L'entourage du ministre de la Francophonie, Thani Mohamed-Soilihi, évoque "des dizaines de coups de fil" pour pousser ses homologues au Vanuatu, aux Seychelles, à Maurice ou à la Dominique, à accélérer la ratification du traité à l'approche du sommet. "Il y a une dynamique extrêmement forte qui a été enclenchée grâce à la mobilisation française", se félicitait, juste avant l'Unoc-3, le ministère de la Transition écologique. "La Convention de Montego Bay de 1982, que le traité sur la haute mer vient compléter, a mis 20 ans pour entrer en vigueur. Il n'y a jamais eu une ratification aussi rapide." Une salle spéciale a été mise à disposition au sein de la zone bleue (cœur des discussions entre les officiels et les délégations à Nice), pour que ces derniers puissent déposer leurs instruments de ratification et finaliser la procédure.

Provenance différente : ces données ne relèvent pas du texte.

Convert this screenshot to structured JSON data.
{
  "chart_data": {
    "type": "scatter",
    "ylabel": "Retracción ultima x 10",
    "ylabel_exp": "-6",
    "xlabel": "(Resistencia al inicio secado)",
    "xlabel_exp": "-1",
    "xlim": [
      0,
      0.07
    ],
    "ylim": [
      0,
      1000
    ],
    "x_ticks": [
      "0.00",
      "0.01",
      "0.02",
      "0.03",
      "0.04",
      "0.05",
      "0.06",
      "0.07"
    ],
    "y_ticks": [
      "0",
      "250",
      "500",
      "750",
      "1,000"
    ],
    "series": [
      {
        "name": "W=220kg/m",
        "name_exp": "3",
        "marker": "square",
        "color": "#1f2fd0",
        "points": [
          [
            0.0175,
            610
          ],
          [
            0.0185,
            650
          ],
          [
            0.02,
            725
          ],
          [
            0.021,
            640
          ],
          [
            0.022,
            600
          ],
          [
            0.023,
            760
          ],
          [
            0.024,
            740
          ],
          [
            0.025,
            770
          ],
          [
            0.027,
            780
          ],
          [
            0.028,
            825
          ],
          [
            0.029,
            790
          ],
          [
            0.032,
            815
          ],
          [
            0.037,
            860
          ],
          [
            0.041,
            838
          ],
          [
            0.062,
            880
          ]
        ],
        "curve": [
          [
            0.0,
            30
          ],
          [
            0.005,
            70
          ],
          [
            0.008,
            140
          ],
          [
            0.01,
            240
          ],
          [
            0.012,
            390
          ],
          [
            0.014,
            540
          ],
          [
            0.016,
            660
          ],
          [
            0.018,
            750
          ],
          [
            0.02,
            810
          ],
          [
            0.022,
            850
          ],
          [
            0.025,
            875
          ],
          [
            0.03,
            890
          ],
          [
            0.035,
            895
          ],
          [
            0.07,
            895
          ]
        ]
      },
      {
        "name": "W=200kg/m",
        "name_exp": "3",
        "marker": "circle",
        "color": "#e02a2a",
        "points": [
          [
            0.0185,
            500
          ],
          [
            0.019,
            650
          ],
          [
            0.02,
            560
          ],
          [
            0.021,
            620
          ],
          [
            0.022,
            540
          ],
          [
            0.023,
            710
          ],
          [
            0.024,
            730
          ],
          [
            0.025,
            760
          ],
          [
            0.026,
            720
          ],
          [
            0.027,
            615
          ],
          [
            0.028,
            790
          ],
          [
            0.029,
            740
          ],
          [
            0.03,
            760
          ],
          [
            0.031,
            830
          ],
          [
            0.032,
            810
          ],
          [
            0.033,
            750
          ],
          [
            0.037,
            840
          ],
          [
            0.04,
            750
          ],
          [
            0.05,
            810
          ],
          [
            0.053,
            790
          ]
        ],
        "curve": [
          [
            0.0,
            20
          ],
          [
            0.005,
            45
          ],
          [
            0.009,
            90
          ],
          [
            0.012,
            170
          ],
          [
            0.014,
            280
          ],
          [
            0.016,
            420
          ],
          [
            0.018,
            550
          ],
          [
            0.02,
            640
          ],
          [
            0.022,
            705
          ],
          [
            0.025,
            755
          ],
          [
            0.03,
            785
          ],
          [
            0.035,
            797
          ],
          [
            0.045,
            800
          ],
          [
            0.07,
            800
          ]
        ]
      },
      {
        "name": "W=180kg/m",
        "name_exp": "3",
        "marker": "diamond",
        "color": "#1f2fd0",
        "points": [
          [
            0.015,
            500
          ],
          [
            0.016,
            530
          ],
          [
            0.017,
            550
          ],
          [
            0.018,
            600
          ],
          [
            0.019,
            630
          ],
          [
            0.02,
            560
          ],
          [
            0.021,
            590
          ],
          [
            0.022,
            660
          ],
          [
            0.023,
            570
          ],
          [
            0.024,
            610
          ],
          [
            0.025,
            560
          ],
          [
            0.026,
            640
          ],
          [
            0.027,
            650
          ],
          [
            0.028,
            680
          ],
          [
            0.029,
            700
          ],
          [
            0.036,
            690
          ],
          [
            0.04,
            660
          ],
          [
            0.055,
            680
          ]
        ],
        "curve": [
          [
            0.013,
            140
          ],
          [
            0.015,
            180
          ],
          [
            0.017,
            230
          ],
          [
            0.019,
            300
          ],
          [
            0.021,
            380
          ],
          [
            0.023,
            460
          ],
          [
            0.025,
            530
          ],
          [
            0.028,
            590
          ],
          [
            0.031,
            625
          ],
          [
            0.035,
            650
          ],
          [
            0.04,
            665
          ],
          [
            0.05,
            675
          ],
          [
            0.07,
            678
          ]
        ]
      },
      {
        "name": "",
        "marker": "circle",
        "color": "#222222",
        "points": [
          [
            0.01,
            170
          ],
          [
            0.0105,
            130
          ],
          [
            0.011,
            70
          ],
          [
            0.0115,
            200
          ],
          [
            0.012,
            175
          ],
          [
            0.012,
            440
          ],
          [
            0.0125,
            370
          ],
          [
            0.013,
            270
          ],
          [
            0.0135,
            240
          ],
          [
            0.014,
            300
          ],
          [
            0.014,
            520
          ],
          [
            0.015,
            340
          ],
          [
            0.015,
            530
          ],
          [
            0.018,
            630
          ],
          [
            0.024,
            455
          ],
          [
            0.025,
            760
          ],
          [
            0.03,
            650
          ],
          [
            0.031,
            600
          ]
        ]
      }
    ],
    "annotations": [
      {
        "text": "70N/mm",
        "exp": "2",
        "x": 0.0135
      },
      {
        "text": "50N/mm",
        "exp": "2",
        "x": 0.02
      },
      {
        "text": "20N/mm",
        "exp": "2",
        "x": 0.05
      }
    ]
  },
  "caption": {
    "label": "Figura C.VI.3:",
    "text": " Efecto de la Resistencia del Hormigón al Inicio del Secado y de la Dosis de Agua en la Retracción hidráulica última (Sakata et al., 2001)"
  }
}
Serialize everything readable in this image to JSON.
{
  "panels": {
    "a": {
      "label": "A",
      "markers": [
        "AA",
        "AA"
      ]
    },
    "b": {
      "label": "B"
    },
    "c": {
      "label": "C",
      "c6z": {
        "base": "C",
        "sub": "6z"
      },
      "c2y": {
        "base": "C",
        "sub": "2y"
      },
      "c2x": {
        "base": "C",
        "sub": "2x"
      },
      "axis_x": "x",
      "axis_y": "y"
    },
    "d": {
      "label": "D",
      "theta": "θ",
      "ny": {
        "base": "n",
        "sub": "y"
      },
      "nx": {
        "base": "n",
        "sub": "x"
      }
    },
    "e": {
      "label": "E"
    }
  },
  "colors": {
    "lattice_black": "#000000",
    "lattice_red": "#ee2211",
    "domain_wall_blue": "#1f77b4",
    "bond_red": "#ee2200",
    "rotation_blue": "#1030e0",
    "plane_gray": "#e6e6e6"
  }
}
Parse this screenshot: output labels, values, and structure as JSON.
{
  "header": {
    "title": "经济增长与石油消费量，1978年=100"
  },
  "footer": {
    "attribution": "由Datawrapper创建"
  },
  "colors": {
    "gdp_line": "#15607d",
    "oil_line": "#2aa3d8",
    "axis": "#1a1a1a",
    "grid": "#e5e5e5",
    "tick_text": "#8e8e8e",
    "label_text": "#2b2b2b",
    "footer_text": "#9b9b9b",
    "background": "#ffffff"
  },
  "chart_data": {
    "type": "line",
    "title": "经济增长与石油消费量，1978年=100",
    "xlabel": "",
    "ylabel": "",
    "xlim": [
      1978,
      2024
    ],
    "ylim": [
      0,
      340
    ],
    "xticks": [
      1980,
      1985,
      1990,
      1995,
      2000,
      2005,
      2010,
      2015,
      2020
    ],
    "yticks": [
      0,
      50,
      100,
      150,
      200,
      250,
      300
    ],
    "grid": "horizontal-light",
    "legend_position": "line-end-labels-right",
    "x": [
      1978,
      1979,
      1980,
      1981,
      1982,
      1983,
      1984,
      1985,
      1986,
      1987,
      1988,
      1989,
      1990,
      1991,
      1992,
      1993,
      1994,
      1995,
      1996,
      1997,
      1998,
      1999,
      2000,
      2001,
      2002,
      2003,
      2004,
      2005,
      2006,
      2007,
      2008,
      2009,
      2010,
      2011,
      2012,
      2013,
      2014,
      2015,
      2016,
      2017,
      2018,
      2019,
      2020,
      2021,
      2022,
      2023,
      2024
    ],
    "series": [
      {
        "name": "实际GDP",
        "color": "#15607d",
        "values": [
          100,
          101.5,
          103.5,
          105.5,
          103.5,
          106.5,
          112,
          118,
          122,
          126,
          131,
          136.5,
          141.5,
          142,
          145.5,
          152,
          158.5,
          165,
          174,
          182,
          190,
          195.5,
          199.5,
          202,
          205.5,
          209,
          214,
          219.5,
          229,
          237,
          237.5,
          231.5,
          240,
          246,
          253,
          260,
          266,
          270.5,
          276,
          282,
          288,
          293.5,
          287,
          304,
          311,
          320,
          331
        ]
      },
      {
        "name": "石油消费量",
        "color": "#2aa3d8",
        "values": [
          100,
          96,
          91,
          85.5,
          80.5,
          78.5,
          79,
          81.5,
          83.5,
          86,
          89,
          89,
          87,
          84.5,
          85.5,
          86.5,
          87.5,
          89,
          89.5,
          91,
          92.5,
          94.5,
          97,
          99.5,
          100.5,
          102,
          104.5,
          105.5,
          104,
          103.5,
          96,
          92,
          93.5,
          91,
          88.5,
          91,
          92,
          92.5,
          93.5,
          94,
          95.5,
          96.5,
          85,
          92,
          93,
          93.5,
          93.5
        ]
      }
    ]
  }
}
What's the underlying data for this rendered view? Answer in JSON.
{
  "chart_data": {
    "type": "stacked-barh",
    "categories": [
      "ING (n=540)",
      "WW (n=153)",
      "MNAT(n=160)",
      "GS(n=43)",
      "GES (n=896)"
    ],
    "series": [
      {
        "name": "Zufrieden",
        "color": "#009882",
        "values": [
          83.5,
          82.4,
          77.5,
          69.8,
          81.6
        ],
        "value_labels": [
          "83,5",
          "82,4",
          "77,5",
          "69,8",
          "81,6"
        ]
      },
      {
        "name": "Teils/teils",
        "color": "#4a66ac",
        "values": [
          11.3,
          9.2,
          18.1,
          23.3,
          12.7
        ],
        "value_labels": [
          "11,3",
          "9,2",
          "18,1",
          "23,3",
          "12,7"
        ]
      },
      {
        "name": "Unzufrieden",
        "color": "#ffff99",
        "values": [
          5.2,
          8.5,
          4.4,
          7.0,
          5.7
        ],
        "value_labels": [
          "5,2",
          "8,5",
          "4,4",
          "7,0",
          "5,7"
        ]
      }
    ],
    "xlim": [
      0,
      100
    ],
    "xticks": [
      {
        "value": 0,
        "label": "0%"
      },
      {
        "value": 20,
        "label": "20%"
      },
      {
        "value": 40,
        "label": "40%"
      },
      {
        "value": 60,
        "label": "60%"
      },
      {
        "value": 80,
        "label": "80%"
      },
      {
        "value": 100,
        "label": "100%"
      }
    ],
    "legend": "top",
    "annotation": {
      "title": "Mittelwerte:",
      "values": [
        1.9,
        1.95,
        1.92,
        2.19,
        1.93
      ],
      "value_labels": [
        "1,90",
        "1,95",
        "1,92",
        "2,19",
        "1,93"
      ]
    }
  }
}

Ce traité sera-t-il suffisant ?
"Pour que le traité soit efficace, il faudra l'adhésion du plus grand nombre d'Etats possible, et nous espérons que d'autres suivront", a insisté Jessica Battle, du WWF. "Ce n'est qu'alors que nous verrons une véritable collaboration internationale pour la santé des océans en haute mer", a-t-elle ajouté. "Il reste encore beaucoup à faire, mais les progrès réalisés aujourd'hui à Nice devraient nous inciter à accélérer l'action", a abondé Ashleigh McGovern, vice-présidente du centre pour les océans de l'ONG Conservation International, lors de la réunion sur le traité.
Encore faut-il que les Etats s'accordent sur des objectifs ambitieux, a pour sa part noté Catherine Weller, directrice de la politique mondiale de l'ONG Fauna and Flora. "Les pays ont enfin cessé de traîner les pieds", s'est-elle réjouie. Mais "il faut maintenant que les pays qui se sont engagés à ratifier finalisent les derniers détails techniques ; ensuite, le vrai travail pourra commencer."